Despite the tough economy, family-owned businesses remain optimistic about hiring and retaining employees, according to the 2012 Family Enterprise USA survey of family firms. The annual survey recently released compiles responses from 300 family firm executives from a wide range of industry sectors. 54% of respondents indicated that they intend to hire more workers in the next twelve months, while only 8% said they would be reducing their workforce. Longevity and stable leadership are among other attributes of family-owned businesses. 33% of respondents represent companies that have been in business between 30 and 60 years, while 44% have been in business for over 60 years. Among these well-established firms, more than one-third of the respondents have had the same executive running the company for over 20 years.
Although 50% of the respondents indicated flat or lower revenue as a result of the recession, only 34% have reduced their workforce. In fact, many older firms demonstrated core strength in the face of a tough recession – one-third of businesses with between 60 and 100 years of operation actually increased their workforce over the last couple of years.

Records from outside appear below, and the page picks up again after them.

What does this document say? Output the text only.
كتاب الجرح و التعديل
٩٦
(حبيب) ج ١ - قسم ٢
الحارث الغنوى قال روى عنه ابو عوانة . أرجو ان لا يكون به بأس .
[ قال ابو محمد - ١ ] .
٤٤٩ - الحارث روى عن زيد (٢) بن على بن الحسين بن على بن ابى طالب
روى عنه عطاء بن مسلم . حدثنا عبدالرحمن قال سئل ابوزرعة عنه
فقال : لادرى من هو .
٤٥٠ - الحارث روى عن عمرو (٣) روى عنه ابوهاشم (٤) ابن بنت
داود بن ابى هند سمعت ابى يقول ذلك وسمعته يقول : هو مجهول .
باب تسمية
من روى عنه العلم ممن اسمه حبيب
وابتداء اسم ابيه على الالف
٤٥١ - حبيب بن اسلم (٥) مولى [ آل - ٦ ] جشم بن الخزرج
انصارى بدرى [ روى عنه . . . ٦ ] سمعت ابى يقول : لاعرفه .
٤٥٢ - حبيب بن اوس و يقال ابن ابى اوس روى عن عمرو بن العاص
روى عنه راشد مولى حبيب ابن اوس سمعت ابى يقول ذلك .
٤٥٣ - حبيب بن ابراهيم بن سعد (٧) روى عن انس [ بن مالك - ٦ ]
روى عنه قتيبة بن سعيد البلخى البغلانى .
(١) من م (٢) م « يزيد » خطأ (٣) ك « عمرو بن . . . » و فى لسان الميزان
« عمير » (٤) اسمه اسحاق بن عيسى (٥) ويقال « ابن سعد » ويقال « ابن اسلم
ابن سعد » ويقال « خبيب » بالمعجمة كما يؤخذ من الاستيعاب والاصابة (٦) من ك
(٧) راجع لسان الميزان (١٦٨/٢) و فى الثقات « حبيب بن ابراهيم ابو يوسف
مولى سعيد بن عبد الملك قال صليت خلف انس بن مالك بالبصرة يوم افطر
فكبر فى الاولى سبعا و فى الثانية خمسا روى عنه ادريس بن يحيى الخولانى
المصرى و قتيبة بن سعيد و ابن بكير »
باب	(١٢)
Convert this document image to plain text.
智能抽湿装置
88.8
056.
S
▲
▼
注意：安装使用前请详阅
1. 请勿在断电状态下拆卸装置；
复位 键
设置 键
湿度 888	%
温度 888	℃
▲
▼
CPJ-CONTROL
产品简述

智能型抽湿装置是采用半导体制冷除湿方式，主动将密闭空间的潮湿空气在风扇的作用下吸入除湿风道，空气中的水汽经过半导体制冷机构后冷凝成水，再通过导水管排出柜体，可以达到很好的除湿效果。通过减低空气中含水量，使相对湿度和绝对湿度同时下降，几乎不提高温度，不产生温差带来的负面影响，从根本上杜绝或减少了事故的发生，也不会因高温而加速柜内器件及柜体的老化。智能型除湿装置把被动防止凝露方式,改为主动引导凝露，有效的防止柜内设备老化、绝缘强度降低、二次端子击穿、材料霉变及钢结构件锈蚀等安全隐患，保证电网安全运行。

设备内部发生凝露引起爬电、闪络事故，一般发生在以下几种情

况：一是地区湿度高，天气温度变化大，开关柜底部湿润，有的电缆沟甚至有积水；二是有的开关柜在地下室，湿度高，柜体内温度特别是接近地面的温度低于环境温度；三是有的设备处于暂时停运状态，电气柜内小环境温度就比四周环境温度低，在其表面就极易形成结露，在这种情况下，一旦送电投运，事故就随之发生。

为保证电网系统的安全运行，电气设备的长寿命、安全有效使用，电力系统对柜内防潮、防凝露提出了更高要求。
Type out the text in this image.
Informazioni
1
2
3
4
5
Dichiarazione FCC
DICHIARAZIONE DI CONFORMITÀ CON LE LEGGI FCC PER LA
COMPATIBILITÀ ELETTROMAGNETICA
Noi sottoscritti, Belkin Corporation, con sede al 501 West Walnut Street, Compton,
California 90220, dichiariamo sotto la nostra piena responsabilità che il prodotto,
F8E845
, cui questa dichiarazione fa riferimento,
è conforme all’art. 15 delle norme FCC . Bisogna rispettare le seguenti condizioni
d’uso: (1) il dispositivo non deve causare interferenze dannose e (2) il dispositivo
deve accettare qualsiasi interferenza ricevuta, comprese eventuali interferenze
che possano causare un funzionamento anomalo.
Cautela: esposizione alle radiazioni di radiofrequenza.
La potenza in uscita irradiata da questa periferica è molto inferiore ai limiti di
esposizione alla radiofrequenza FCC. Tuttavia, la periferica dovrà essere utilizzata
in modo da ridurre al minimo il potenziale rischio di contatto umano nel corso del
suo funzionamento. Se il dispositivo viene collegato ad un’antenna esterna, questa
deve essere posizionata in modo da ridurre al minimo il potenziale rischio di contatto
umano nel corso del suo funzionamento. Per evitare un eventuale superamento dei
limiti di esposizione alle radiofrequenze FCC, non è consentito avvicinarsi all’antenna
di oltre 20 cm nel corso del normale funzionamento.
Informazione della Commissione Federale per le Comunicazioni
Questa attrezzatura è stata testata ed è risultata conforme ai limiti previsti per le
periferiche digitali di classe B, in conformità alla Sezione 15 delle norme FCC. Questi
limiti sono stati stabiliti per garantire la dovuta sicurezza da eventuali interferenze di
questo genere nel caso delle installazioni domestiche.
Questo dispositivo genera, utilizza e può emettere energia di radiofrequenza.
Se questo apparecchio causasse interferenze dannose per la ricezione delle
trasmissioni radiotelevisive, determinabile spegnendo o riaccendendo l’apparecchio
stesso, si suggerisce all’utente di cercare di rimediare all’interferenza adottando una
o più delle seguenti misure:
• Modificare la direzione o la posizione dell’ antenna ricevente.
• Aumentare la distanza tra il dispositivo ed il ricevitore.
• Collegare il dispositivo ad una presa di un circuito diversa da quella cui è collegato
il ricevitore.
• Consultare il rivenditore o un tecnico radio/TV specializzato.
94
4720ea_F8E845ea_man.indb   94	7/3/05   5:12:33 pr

“This year’s survey reaffirms the bedrock principles of family-owned businesses based on what we know from academic research,” said FEUSA President Ann Kinkade. “Because of their focus on long-term, sustainable growth, family owned businesses are committed to their employees and communities over time. Family firms have leadership tenure four to five times longer than shareholder-controlled businesses. They also have greater workforce stability and are more likely to hire and retain employees in the face of a tough economy.”